Jerry Emmett, the 102-year-old honorary delegate from Arizona who announced that her state was casting 51 ballots for Hillary Clinton at the Democratic national convention, was born before women had the right to vote in the United States.
Donna Brazile, the 56-year-old, Louisiana-raised, newly minted interim head of the Democratic National Committee, was born before African American women were allowed to freely exercise that right, in 1968.
And more than a few of the 2,887 female delegates at the DNC were born before the US supreme court ruled in 1973 that women had a constitutional right to terminate a pregnancy, before the US Congress banned discrimination in education based on gender in 1972, before the US Congress in 1974 gave women the right to obtain credit in their own names, before the US Congress in 1978 made it illegal to fire women for becoming pregnant, before the first time a US trial court found – in 1979 – that a man could be guilty of rape if his victim was his wife (though it only became a crime in all 50 states in 1993).
“I was born into a generation where I knew that, when I was 18, I would be able to register and I would be able to vote. I would be able to be a part of the process,” said Abby Rivas, a National Park Service employee at the Women’s Rights national historic park in Seneca Falls. “My grandmother was born into a time when she was not.”
“This was not a right that was given to many of us as citizens. This was something that had to be fought for. And it had to be fought for, for a very long time,” she added. “We cannot take that for granted.”
On the weekend between the Republican and Democratic national conventions, we visited Seneca Falls, New York – the home of the women’s rights movement in America. While there, we asked some of its visitors and even staff to take a turn at the podium in the restored Wesleyan Chapel to read aloud from the Declaration of Sentiments, the 1848 riff on the American Declaration of Independence in which delegates called not only for the right to vote, but for, among other things, the right to custody of their children, the right to equal pay (which is still not enshrined in law), and the right to participate in public life as full equals to men.
Still, even after the Declaration of Sentiments was read at the 19th women’s rights convention, it wasn’t until 1878 that a bill was even introduced in Congress offering women the right to vote – and the 19th amendment, which enshrined that right into federal law, wasn’t ratified until 1920, less than a century ago and, for many women, the ability to exercise that right took far longer.
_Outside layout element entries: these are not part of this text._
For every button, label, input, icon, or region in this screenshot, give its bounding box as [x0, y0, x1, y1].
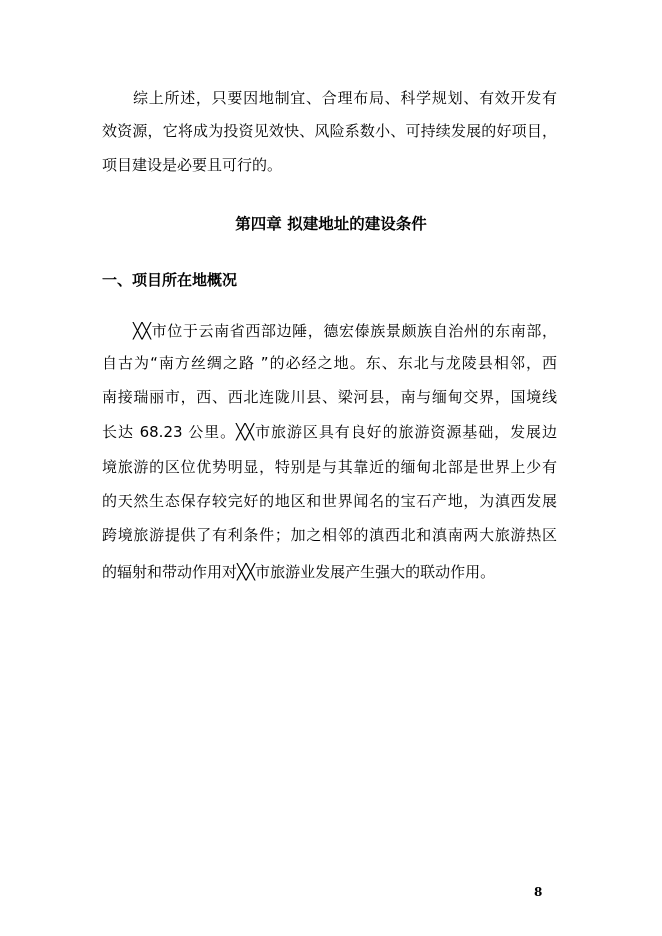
text-line: 综上所述，只要因地制宜、合理布局、科学规划、有效开发有 — [133, 89, 557, 107]
section-title: 一、项目所在地概况 — [102, 271, 238, 289]
text-line: 跨境旅游提供了有利条件；加之相邻的滇西北和滇南两大旅游热区 — [102, 526, 557, 544]
text-line: 的辐射和带动作用对╳╳市旅游业发展产生强大的联动作用。 — [102, 563, 496, 581]
text-line: 项目建设是必要且可行的。 — [102, 156, 283, 174]
text-line: ╳╳市位于云南省西部边陲，德宏傣族景颇族自治州的东南部， — [133, 322, 557, 340]
text-line: 境旅游的区位优势明显，特别是与其靠近的缅甸北部是世界上少有 — [102, 458, 557, 476]
text-line: 效资源，它将成为投资见效快、风险系数小、可持续发展的好项目， — [102, 122, 557, 140]
text-line: 自古为“南方丝绸之路 ”的必经之地。东、东北与龙陵县相邻，西 — [102, 354, 557, 372]
chapter-title: 第四章 拟建地址的建设条件 — [235, 214, 427, 233]
text-line: 的天然生态保存较完好的地区和世界闻名的宝石产地，为滇西发展 — [102, 492, 557, 510]
text-line: 南接瑞丽市，西、西北连陇川县、梁河县，南与缅甸交界，国境线 — [102, 388, 557, 406]
page-number: 8 — [534, 885, 543, 899]
text-line: 长达 68.23 公里。╳╳市旅游区具有良好的旅游资源基础，发展边 — [102, 423, 557, 441]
So perhaps it is easy to view Hillary Clinton’s nomination as the Democratic party’s candidate for president of the United States as “inevitable” – even preordained – in 2016. Perhaps it is easy to derisively call her the candidate of “the establishment” and forget that in many women’s lifetimes, the idea that a woman could even be part of the establishment was laughable.
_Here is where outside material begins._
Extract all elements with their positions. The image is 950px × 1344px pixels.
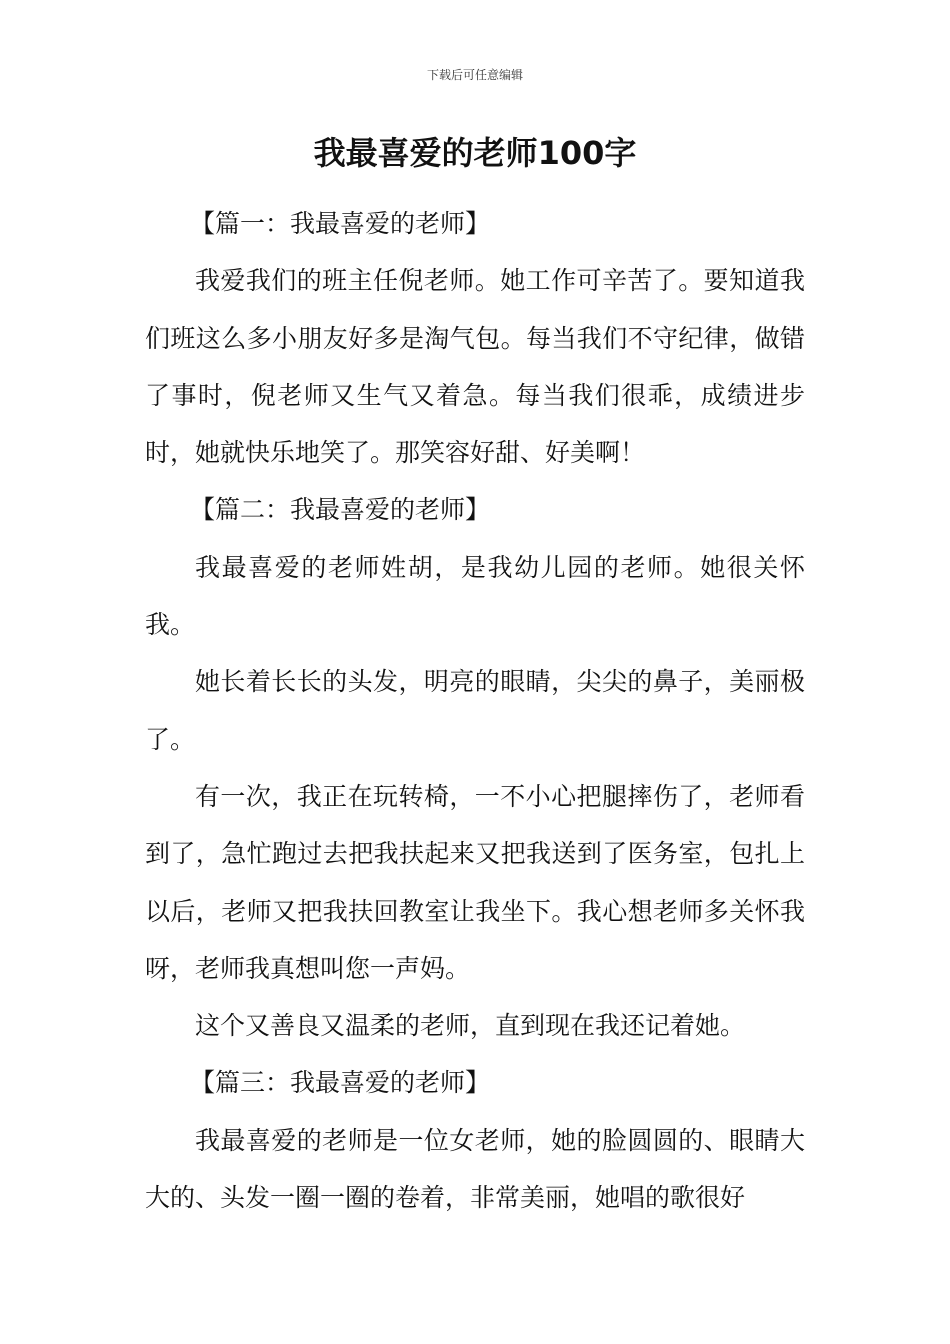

But a woman didn’t even appear on a national ticket for one of the two major parties until 1984, when Geraldine Ferraro was the Democratic vice-presidential nominee on Walter Mondale’s doomed slate. A woman didn’t appear on a national ticket again until 2008, when Republicans make Sarah Palin their vice-presidential nominee. The first female senator, Rebecca Latimer Felton, served for only 24 hours in 1922; the second, Hattie Wyatt Caraway (who was also the first woman elected to the Senate) didn’t make an appearance until 1931. The first African American woman elected to the Senate, Carol Moseley Braun, wasn’t even elected until 1992. Only 46 women have ever served in the currently-100-seat Senate in the entire history of the country – and Braun remains the sole African American woman to ever have served. (And the historical situation wasn’t much different in the “people’s” House.)
A generation ago, the idea of a woman being one party’s presidential nominee (let alone the inevitable one) would’ve been unfathomable. There wouldn’t have been much thought then given to courting women voters, let alone African American women voters, who were crucial to Barack Obama’s wins in 2008 and 2012 and are necessary for Clinton to win in 2016. Clinton’s own grandmother wouldn’t have earned the right to vote in the presidential election until 1913, when Illinois passed legislation allowing it; her mother was born before suffrage became a national right.
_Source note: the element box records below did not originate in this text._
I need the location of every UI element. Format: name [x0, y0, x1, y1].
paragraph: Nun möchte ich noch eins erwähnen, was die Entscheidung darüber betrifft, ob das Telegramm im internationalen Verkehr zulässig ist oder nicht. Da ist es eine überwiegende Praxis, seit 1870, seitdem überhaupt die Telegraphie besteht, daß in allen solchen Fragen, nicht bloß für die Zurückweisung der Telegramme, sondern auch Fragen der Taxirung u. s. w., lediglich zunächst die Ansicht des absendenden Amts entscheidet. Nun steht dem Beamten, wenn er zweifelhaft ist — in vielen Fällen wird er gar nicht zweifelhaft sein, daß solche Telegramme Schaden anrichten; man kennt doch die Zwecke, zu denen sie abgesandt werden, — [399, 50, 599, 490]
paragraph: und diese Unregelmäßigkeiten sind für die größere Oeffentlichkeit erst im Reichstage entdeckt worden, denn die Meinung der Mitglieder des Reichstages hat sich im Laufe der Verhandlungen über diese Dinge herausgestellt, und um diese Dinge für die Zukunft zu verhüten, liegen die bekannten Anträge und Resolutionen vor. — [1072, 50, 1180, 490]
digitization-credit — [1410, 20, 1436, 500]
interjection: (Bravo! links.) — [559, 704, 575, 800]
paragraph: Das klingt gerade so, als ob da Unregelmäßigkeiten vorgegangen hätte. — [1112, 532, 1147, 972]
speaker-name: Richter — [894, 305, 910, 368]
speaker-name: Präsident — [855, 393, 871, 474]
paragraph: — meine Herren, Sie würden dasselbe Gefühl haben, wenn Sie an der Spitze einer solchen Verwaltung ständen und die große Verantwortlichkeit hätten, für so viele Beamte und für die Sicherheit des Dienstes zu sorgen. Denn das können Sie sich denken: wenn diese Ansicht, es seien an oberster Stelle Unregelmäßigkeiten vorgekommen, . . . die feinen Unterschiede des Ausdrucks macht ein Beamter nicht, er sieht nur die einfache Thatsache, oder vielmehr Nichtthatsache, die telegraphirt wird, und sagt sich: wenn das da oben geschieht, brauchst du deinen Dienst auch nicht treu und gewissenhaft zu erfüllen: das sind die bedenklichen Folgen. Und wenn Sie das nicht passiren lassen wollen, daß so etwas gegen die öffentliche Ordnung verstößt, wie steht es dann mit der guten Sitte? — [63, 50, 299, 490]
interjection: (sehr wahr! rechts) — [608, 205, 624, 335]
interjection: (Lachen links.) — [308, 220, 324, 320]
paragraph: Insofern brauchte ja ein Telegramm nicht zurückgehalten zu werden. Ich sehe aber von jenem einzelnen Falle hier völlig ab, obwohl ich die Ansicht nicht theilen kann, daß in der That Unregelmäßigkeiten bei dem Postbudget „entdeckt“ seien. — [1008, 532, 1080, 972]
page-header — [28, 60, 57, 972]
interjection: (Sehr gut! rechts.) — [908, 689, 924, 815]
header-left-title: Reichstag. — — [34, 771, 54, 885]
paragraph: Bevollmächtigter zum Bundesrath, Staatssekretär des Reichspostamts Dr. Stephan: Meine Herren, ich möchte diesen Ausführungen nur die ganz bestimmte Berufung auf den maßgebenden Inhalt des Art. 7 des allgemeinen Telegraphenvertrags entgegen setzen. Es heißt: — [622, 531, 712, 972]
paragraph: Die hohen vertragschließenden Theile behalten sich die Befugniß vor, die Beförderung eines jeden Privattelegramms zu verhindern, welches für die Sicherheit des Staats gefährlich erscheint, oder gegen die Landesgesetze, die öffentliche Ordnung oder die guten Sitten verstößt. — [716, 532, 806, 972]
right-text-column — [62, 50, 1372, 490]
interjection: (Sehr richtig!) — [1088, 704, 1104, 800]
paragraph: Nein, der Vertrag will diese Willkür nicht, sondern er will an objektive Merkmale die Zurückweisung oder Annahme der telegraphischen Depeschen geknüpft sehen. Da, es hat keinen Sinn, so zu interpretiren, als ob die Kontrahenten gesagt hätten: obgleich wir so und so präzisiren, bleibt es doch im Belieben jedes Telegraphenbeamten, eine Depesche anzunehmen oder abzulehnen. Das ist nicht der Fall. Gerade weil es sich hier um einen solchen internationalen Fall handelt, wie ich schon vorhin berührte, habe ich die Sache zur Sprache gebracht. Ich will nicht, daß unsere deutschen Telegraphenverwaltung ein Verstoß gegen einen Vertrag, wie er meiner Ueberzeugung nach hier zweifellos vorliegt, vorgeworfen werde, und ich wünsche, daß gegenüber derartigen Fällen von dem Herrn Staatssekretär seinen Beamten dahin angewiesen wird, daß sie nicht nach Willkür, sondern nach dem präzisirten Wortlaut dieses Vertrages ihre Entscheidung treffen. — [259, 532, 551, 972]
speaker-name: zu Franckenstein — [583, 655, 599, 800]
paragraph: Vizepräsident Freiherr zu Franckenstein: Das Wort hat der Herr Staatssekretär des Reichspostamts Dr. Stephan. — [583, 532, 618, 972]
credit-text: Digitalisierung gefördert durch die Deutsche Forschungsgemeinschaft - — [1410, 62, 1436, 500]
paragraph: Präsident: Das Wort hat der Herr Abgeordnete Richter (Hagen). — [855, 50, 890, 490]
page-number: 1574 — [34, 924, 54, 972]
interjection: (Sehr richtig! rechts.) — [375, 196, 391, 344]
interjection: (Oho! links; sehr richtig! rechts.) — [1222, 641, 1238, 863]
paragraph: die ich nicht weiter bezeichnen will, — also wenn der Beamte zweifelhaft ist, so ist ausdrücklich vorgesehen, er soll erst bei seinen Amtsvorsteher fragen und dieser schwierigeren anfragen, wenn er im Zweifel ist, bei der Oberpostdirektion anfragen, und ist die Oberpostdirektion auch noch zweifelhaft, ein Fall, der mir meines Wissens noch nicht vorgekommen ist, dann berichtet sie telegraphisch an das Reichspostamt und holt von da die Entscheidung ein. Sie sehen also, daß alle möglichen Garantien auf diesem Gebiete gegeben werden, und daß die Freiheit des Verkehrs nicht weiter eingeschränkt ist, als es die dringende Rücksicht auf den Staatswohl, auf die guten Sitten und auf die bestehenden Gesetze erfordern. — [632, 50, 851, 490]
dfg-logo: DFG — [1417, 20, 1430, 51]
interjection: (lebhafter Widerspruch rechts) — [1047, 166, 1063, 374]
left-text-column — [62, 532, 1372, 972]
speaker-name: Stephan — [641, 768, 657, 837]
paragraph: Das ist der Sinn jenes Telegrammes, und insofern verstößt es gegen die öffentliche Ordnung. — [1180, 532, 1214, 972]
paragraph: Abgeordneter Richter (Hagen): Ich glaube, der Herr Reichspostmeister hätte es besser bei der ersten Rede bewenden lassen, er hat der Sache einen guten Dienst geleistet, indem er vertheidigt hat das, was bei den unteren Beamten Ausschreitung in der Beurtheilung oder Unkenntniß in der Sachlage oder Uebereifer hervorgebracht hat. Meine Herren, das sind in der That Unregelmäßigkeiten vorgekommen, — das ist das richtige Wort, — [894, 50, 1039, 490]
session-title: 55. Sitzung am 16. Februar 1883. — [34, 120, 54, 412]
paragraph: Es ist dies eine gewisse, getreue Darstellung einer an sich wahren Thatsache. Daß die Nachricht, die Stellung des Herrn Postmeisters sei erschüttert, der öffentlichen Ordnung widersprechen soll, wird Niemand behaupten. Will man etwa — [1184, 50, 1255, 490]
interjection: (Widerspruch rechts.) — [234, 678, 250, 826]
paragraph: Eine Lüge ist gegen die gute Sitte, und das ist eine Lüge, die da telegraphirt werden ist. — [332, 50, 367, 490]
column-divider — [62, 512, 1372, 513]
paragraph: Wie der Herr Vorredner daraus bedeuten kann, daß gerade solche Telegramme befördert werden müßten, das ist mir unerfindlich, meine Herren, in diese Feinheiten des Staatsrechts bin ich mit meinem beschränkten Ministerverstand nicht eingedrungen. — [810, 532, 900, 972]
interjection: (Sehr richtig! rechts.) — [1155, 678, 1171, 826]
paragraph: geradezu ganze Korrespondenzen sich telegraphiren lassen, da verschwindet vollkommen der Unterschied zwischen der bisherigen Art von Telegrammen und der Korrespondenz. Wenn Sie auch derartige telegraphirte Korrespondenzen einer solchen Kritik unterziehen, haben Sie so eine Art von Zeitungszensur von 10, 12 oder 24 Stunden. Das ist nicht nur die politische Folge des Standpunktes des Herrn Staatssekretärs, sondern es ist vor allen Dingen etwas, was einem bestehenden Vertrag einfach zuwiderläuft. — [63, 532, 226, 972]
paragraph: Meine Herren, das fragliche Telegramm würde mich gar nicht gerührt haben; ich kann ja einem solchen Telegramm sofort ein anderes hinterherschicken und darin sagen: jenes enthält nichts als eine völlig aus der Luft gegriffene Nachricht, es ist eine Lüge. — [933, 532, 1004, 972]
A woman at the top of the Democratic ticket is new, and it’s historic – but women’s rights aren’t ancient history. The history of women’s “firsts” is the history of our lifetimes, and our mother’s lifetimes, our grandmother’s lifetimes and maybe our great-grandmother’s lifetimes. They will be the history of our daughters’ lifetimes and perhaps even our granddaughters’ and great-granddaughters’ lifetimes. Only one woman who signed the Declaration of Sentiments, Charlotte Woodward (later Pierce), survived to see women earn the right to vote – but she was too sick to use it herself that year. For some women who have fought for equal pay, they may see the day, but be too old to benefit from it.
Because, for many of the rights for which women like Woodward once called, some of us are still waiting.